This is what a focus on short-term economics and short term politics brings us to. Governments across the world could have focussed on a more sustainable community-based(?) approach. But that's too difficult. Instead, they prefer tooting the horns of their economic 'developments' that just makes things worse.

[–] [email protected] 4 points 2 days ago (3 children)

When and why do you think our time preferences have shortened?

[–] [email protected] 3 points 1 day ago (2 children)

That is a big question. Rectally sourced information here, but I would probably guess it started in the wake of the Dust Bowl.

[–] [email protected] 4 points 1 day ago (1 children)

Close. WWII America had to invest heavily in farms to feed soldiers who need 4,000 kcal diets to support marching around with heavy packs all day long in potentially cold weather. That investment drove up automation in the farm industry, particularly with corn and soybeans.

War ends, but the infrastructure is all still there. If farms weren't heavily subsidized, they would collapse.
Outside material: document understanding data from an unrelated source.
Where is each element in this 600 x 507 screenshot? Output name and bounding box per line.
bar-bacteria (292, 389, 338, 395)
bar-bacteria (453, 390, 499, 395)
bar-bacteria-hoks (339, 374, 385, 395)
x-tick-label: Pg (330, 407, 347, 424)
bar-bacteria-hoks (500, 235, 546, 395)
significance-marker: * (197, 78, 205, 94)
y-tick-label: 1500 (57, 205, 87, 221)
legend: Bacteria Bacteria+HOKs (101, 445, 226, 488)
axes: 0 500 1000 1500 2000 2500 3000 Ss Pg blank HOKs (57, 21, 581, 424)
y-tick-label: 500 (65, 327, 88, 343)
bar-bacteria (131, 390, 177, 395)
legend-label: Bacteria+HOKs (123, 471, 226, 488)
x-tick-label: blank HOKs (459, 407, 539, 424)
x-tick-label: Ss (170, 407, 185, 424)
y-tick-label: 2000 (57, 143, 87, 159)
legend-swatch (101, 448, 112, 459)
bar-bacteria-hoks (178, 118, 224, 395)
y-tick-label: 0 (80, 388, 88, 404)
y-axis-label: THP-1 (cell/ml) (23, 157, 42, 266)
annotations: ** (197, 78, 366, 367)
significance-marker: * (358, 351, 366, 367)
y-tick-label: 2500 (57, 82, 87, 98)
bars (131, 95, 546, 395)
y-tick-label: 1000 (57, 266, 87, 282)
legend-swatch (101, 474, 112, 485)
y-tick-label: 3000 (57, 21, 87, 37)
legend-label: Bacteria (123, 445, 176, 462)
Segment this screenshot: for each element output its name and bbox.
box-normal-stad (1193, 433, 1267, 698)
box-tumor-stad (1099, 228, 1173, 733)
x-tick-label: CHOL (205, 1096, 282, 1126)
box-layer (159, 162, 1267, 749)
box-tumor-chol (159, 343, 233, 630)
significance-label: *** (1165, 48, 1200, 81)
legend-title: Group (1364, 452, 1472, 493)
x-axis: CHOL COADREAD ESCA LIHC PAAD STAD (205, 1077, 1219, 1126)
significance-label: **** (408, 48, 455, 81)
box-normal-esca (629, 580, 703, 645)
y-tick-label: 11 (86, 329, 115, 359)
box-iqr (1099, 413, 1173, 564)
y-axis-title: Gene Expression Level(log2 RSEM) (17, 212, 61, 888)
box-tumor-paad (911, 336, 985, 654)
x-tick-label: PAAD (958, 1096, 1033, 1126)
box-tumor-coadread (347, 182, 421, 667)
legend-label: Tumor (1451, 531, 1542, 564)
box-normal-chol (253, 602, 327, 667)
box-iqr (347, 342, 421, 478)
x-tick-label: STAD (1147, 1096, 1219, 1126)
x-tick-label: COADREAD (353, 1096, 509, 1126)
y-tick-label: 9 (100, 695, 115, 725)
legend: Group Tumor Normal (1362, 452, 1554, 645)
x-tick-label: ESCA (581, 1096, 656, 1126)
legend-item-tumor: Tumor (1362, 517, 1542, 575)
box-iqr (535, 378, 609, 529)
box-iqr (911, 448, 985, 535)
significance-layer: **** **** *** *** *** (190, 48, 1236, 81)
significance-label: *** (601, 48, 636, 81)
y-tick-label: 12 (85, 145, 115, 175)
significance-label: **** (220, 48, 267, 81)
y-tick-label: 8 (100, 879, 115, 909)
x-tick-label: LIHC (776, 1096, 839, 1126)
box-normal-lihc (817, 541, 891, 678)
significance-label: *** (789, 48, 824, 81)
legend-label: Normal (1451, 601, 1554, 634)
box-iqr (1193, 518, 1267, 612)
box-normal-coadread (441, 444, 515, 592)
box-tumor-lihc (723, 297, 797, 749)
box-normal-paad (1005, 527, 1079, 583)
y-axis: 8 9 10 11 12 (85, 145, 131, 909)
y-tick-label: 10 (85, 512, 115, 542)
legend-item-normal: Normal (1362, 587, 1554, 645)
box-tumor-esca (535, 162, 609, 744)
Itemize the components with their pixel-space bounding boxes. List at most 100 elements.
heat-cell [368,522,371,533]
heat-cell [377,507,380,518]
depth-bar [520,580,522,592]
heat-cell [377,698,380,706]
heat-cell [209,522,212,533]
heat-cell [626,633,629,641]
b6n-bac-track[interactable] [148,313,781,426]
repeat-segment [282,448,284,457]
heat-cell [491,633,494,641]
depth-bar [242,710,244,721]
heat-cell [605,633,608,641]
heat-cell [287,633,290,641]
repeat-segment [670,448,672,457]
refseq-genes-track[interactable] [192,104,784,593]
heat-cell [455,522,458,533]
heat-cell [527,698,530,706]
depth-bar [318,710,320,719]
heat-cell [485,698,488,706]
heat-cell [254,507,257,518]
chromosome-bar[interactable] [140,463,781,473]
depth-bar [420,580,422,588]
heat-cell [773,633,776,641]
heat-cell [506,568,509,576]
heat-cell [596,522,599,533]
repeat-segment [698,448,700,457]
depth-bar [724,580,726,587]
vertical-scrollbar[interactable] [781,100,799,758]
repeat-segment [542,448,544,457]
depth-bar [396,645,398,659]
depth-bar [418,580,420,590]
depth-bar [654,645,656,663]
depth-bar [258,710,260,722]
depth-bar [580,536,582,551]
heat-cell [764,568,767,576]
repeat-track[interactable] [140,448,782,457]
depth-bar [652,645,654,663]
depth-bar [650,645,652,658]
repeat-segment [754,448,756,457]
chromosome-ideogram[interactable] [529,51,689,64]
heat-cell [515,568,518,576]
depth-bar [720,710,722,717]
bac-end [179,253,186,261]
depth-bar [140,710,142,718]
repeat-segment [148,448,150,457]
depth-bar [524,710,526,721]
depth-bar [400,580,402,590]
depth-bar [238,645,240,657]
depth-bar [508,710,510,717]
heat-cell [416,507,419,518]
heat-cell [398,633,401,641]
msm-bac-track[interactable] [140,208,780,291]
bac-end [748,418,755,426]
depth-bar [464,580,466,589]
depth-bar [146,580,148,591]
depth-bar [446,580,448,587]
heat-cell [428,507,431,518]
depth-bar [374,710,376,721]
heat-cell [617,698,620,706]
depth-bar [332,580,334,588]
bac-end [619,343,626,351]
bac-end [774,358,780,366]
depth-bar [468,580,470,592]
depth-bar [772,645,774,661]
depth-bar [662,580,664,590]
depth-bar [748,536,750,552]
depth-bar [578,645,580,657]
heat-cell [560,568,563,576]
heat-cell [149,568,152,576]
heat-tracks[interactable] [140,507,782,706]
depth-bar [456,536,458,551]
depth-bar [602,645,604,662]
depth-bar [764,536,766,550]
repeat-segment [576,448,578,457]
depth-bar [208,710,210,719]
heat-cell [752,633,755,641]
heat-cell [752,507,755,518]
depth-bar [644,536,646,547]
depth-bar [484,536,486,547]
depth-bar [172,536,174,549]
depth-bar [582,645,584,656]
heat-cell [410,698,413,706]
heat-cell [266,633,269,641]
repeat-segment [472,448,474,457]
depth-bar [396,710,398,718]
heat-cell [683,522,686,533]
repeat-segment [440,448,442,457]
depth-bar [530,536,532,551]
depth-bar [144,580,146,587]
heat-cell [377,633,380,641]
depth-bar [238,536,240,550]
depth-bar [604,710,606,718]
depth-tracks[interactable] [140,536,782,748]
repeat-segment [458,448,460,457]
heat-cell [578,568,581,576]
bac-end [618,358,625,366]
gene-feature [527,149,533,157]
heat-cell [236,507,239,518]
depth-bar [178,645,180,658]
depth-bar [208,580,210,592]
There was real risk of fields going fallow on a mass level, resulting in too little food to feed the population. And then you have to keep subsidizing it, forever. Nobody has figured out a way out of that logic while maintaining a mostly capitalist production system.

[–] [email protected] 2 points 20 hours ago

Interesting take. Would you attribute the overall look to short term gains to the same point in time and reasoning? It is obviously a nuanced problem and I am sure Nixon and Reagan's fingerprints can be found on the problem somewhere, but they were obviously not the root.